In response, Natixis said on Thursday that suspension of the rating has "absolutely no impact on the liquidity and performance of H2O’s funds. H2O will communicate shortly in detail to address all the questions raised by the publication of these elements.” The statement added that “the risk of a potential conflict of interest” raised by Morningstar was "groundless."
Of course, a few weeks ago, UK "investment legend" Neil Woodford said the same thing when a "fund run" on his assets resulted in an unprecedented gating of investors when the market is trading at all time highs. Now, it's Natixis' turn to discover just why all those warnings written here and elsewhere about illiquid bond investments should have been taken seriously.
According to a previous report by FT Alphaville, H2O’s filings list investments in more than €1.4bn of illiquid bonds linked to Windhorst, across six funds that allow retail investors to withdraw their money on a daily basis.
H2O appears to be by far the biggest investor in many of these bonds. It often holds the majority of the outstanding amount across the firm, according to FT calculations based on each fund’s latest regulatory filings.
Windhorst, once seen as a teenage prodigy and poster boy for entrepreneurship in his native Germany, saw his reputation crater after he presides over several insolvencies, a personal bankruptcy and received a suspended jail sentence in 2009. He relaunched his investment firm last month in an attempt to draw a line under several tricky years, which saw him and his company Sapinda engaged in legal battles involving at least €220m with several investors — including Ukraine-born billionaire Sir Len Blavatnik.
The plot thickened after H2O’s CEO, Bruno Crastes joined a new advisory board of Windhorst’s rebranded Tennor Holding last month, along with fund management heavyweights Martin Gilbert and Avenue's Marc Lasry, who is also vice-chairman of UK asset manager Standard Life Aberdeen.

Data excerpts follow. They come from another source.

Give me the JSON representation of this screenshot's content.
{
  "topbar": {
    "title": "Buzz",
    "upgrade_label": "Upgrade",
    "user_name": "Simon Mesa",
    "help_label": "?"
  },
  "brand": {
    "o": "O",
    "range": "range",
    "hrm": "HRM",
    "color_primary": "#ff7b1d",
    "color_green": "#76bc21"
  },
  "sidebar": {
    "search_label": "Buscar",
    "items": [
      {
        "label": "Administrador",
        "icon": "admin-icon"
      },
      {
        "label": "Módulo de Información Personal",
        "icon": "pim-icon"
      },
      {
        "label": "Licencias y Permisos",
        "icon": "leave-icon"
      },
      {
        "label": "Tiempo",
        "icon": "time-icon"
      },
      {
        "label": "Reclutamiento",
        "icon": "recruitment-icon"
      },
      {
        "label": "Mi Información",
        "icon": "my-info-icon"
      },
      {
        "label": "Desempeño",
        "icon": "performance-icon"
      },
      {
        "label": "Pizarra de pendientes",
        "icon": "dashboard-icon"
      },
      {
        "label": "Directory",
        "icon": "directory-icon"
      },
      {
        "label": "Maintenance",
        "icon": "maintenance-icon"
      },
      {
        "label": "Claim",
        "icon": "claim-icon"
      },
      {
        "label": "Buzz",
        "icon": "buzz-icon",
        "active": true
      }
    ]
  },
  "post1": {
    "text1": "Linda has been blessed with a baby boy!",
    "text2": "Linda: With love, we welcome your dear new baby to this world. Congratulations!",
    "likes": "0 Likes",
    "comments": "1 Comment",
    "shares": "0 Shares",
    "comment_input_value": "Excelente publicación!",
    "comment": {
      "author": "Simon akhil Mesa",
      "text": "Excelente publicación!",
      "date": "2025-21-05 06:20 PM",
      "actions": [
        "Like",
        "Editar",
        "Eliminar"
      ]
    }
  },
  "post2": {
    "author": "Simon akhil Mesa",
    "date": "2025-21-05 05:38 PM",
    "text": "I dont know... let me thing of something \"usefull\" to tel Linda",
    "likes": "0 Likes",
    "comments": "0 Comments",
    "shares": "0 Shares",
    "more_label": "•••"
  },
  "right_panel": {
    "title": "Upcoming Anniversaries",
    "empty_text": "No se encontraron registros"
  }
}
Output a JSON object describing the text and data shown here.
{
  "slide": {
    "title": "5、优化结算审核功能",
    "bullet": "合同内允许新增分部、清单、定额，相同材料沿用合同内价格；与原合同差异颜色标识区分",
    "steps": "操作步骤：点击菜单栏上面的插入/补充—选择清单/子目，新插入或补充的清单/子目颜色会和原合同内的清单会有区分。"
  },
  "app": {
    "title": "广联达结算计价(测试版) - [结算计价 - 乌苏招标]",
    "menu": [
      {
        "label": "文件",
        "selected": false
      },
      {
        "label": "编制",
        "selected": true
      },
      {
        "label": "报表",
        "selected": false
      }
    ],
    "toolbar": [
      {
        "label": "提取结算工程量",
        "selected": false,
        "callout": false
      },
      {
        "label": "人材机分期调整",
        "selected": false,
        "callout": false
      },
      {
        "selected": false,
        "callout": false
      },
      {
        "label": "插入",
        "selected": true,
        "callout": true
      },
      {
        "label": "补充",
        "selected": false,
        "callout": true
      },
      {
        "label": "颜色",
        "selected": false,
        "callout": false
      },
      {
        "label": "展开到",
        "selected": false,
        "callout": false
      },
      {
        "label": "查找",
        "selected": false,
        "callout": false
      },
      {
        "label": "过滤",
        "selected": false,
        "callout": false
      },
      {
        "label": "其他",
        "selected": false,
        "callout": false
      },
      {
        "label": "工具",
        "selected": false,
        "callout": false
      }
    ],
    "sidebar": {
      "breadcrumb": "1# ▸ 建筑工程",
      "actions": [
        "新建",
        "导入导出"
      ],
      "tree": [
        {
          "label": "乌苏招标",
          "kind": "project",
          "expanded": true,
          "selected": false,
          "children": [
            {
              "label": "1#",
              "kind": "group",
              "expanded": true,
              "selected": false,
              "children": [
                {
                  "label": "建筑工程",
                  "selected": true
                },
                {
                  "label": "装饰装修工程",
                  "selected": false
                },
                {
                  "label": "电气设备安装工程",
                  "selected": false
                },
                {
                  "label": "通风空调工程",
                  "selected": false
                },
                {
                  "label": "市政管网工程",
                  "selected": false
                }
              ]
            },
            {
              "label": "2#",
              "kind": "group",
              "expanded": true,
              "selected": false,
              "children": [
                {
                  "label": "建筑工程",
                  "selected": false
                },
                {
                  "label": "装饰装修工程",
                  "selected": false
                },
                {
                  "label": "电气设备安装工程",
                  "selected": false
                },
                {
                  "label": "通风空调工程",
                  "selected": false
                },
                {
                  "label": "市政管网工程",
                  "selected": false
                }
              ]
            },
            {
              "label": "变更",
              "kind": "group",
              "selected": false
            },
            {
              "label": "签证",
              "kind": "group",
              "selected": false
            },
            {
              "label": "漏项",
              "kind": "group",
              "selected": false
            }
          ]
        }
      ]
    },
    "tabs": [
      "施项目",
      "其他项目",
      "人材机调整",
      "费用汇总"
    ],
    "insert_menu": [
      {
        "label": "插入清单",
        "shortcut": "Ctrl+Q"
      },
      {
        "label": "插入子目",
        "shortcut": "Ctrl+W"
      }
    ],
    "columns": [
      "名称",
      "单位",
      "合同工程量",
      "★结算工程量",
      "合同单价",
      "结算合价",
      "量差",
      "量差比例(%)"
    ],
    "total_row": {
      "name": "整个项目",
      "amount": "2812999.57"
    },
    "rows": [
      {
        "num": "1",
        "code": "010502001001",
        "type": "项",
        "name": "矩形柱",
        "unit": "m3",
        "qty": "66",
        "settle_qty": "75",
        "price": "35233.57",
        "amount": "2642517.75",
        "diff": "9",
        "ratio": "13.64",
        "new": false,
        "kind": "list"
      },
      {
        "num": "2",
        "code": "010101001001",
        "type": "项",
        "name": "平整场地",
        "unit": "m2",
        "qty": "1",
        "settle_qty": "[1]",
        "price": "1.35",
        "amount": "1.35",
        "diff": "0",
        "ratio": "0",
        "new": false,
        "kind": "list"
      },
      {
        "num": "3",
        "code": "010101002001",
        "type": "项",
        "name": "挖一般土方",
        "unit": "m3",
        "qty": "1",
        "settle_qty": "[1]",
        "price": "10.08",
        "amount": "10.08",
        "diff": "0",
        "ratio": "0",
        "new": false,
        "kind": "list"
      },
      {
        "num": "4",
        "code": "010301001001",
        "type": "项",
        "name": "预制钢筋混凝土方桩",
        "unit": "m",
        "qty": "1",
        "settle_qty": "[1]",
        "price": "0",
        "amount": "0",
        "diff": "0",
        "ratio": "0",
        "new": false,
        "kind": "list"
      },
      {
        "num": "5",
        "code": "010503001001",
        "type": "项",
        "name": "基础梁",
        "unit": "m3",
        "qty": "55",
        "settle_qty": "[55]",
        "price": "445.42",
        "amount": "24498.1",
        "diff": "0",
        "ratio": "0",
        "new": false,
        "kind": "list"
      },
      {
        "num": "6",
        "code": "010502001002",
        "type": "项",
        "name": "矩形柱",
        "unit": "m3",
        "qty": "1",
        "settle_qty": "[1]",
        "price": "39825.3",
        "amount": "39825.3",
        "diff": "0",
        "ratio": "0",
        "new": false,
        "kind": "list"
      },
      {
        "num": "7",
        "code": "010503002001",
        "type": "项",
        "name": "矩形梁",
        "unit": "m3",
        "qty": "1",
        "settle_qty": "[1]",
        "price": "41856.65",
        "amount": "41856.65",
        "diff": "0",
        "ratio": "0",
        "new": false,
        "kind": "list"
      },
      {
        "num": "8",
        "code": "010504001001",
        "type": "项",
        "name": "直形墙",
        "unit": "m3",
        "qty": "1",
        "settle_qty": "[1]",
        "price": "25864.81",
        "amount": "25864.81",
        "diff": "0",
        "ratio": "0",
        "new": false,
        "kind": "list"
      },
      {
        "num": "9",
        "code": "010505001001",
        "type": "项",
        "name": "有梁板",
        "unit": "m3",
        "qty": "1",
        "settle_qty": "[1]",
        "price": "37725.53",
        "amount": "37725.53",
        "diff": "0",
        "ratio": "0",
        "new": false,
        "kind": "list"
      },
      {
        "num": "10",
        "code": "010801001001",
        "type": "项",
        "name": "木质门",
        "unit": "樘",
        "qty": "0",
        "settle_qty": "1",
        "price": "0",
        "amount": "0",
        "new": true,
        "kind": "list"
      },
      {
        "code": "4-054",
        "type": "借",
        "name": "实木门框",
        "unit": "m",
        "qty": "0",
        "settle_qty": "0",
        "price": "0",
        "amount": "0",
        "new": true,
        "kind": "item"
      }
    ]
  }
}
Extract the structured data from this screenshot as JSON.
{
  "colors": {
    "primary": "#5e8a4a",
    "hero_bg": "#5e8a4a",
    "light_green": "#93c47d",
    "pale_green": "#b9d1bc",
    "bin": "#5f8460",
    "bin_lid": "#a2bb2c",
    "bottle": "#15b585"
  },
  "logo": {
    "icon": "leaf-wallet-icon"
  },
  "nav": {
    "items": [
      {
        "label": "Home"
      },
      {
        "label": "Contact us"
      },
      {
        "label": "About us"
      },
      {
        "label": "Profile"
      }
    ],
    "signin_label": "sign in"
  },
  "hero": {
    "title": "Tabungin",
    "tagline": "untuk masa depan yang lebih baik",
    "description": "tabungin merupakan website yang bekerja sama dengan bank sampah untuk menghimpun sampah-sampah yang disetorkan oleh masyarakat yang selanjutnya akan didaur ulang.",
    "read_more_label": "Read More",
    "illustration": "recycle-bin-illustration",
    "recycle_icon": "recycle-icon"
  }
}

In all, across these investors, they owns tens of billions in illiquid bonds and may well be engaging in marking-to-myth by occasionally "buying" each other's bonds at specifics prices just to give the impression of a liquid market across billions in illiquid bond holdings.
Potential collusion aside, Morningstar on Wednesday said that Crastes’s board seat posed “a possible conflict of interest”.
Not everyone was convinced that Natixis is the next Woodford: "In our view, the reaction is overdone as H2O overall represents only 5 to 6 per cent of the group’s net income,” said Jefferies analyst Maxence Le Gouvello Du Timat.
“The structure of the fund has always been disclosed by H2O with 85 to 90% in government bonds and futures and 5 to 15 per cent in illiquid assets."
Still, even if the "illiquid" H20 fund investments turn out to be a tempest in a teapot, Natixis has many other shady investment problems: the stock has plunged 36% in the past 12 months, even before today's 10% plunge.
In February the bank said its fourth-quarter earnings were cut in half after some Asian derivatives trades went bad, prompting questions about its risk appetite and management.